Specific preoperative radiological diagnosis of enteroliths is difficult even with water soluble contrast study combined with a cross sectional imaging like CT [4]. Plain radiographs may suggest the probable level of obstruction but may not reveal specific shadows, making it a diagnostic surprise on table. Probably owing to low calcium content in these stones, they are rarely picked up in plain X-rays [9, 10]; on the other hand findings like pneumobilia on the same could suggest gallstone ileus that must be supported with findings of biliary abnormalities on ultrasonography [11].

Definitive treatment is surgical [1]. The consensus management policy at laparotomy is to first attempt manual lysis of the calculus without enterotomy and then milking the smaller parts into proximal colon allowing exit via rectum [1, 12]. If this is not possible, enterotomy removal from a proximal less edematous portion can be done [1, 6]. Bowel resection and anastomosis are usually done if there is a coexistent severe inflammation, perforation, necrotic bowel diverticulosis, or long segment or multiple strictures causing enterolithiasis [1, 2].

The options of minimally invasive techniques may be explored especially if preoperative diagnosis can be made, in order to avoid future adhesions if recurrent enteroliths can be kept in mind as a distant possibility.

4. Conclusion

In conclusion, recurrent small bowel enterolithiasis with obstruction is an uncommon presentation of a rare diagnosis.
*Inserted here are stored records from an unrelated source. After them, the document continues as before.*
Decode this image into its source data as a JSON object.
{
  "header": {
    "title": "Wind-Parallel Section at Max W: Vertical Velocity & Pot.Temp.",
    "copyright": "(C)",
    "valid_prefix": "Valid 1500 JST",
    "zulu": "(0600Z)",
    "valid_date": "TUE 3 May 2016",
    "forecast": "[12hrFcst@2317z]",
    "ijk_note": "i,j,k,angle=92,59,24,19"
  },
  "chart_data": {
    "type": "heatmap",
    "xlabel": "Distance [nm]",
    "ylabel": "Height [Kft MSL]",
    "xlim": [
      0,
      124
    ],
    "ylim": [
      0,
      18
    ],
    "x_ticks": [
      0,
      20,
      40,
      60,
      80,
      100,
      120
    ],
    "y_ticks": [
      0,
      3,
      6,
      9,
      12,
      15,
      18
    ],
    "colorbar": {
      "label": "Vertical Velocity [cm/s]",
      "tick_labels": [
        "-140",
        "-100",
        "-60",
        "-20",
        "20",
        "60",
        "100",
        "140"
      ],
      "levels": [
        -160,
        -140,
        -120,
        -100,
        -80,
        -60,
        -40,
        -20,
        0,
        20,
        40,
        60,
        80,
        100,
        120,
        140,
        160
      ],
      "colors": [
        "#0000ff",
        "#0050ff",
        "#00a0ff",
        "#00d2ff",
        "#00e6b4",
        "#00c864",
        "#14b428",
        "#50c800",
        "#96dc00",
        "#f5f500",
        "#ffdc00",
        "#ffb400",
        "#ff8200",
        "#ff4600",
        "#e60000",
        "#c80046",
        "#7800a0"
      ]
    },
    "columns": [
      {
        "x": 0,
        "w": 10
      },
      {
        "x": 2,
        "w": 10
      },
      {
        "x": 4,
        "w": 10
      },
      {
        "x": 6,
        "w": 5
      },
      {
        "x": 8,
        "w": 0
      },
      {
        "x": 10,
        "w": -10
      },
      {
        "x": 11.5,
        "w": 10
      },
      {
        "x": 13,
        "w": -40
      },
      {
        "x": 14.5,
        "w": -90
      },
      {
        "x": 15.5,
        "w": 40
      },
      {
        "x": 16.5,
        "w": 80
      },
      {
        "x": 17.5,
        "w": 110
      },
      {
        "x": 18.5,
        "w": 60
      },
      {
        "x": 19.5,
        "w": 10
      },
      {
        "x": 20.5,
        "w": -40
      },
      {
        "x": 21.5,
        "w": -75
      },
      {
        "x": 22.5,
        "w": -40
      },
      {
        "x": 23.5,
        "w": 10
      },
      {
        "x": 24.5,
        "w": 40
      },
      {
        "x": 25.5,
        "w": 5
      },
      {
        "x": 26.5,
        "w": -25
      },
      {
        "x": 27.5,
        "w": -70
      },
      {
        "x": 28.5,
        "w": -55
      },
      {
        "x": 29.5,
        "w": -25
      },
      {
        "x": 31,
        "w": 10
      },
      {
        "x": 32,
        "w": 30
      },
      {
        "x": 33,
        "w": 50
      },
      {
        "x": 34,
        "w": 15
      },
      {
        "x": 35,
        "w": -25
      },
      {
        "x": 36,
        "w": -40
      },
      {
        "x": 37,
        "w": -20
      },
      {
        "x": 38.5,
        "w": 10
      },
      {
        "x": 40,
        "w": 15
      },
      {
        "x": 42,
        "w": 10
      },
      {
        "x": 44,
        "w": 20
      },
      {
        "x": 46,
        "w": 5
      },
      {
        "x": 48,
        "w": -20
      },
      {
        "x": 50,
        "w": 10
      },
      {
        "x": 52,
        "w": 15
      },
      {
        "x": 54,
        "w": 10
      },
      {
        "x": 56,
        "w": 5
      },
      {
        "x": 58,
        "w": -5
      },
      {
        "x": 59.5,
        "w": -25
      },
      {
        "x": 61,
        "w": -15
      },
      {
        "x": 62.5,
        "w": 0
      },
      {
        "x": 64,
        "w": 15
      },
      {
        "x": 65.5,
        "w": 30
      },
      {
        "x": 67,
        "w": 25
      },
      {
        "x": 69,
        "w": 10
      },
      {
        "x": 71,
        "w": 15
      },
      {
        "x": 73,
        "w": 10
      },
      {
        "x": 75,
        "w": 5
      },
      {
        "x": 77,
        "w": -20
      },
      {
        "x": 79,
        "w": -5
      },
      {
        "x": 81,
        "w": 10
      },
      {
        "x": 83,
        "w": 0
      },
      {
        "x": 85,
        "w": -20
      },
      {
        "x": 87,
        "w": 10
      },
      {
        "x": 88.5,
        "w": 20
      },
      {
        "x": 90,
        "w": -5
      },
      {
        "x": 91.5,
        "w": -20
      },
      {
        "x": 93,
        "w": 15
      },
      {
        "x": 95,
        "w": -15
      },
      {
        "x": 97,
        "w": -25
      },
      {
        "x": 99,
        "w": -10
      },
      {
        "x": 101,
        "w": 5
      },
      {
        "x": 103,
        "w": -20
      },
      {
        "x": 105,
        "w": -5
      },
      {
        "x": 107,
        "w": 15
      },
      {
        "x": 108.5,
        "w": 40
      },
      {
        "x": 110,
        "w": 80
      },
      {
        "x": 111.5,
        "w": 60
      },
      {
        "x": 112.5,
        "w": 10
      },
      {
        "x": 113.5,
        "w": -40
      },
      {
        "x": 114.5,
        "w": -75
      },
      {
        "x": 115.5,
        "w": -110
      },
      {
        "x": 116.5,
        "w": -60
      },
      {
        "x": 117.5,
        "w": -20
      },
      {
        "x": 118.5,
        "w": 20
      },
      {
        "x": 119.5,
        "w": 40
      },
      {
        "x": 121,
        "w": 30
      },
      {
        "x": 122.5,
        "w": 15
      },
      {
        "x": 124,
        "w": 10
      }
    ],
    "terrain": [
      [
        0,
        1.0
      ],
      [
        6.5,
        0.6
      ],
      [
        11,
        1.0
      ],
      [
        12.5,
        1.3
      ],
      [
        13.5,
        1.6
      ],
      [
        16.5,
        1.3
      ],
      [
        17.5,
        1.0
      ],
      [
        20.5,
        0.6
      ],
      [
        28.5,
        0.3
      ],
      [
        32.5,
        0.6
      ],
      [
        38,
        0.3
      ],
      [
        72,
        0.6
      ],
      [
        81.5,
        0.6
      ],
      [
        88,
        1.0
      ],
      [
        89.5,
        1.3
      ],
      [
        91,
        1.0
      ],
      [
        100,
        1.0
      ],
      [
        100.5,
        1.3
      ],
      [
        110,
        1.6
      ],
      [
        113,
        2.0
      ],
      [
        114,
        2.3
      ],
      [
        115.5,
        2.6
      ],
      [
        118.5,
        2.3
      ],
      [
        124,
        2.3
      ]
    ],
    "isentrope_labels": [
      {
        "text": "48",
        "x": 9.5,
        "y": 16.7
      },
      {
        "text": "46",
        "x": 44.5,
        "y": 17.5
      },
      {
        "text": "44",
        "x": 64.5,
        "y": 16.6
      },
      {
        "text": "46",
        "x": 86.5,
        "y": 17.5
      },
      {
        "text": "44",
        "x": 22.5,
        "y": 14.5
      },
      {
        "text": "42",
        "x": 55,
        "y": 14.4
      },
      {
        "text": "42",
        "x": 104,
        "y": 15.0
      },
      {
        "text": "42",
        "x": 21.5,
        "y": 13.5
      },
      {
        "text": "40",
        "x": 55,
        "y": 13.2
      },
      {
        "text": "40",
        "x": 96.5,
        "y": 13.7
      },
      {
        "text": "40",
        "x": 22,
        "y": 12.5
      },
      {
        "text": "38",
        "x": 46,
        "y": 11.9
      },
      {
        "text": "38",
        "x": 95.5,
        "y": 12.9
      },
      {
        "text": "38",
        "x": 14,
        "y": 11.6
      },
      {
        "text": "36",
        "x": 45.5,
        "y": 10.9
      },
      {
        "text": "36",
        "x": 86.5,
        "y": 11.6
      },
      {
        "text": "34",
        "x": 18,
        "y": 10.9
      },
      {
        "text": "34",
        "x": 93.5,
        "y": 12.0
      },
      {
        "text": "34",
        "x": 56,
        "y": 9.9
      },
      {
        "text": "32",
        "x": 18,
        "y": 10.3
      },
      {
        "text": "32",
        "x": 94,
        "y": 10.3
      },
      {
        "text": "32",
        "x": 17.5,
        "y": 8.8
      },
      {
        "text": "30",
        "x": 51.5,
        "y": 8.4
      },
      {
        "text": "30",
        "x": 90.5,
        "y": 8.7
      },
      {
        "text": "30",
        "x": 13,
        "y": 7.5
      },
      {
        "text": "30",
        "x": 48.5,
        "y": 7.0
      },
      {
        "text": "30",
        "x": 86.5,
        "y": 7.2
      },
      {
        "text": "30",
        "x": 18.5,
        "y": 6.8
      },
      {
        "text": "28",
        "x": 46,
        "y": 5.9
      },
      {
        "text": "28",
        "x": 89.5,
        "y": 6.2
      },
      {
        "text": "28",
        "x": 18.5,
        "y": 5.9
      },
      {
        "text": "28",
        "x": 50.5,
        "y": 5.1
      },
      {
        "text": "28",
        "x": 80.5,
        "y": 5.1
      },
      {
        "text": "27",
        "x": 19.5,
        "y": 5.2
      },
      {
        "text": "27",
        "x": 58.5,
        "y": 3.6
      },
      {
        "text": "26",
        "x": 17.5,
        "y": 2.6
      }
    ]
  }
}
The clinical and radiological picture may not always lead to a definitive diagnosis preoperatively and many a time this may be possible only on table. An accurate preoperative diagnosis requires a high index of clinical suspicion. Once conservative measures fail, surgical treatment remains the mainstay of management.

Abbreviations

CT:Computed tomography
USG:Ultrasonography of the abdomen and pelvis
PRN:Pro re nata (as and when required).

Written informed consent was obtained from the patient for publication of this case report and accompanying images.

Conflicts of Interest

The authors declare no conflicts of interest regarding the publication of this paper.

Authors’ Contributions

Ashish Lal Shrestha participated in the conception and design of the report and wrote the paper and Pradita Shrestha analyzed the report. Both have been involved in the diagnosis, surgical management, and follow-up of the patient. Both authors read and approved the final paper. Both the authors were involved in planning, analysis of the case, and writing of the paper.

Acknowledgments

The authors would like to thank the ward staff of the hospital for providing support and helping in management of the patient.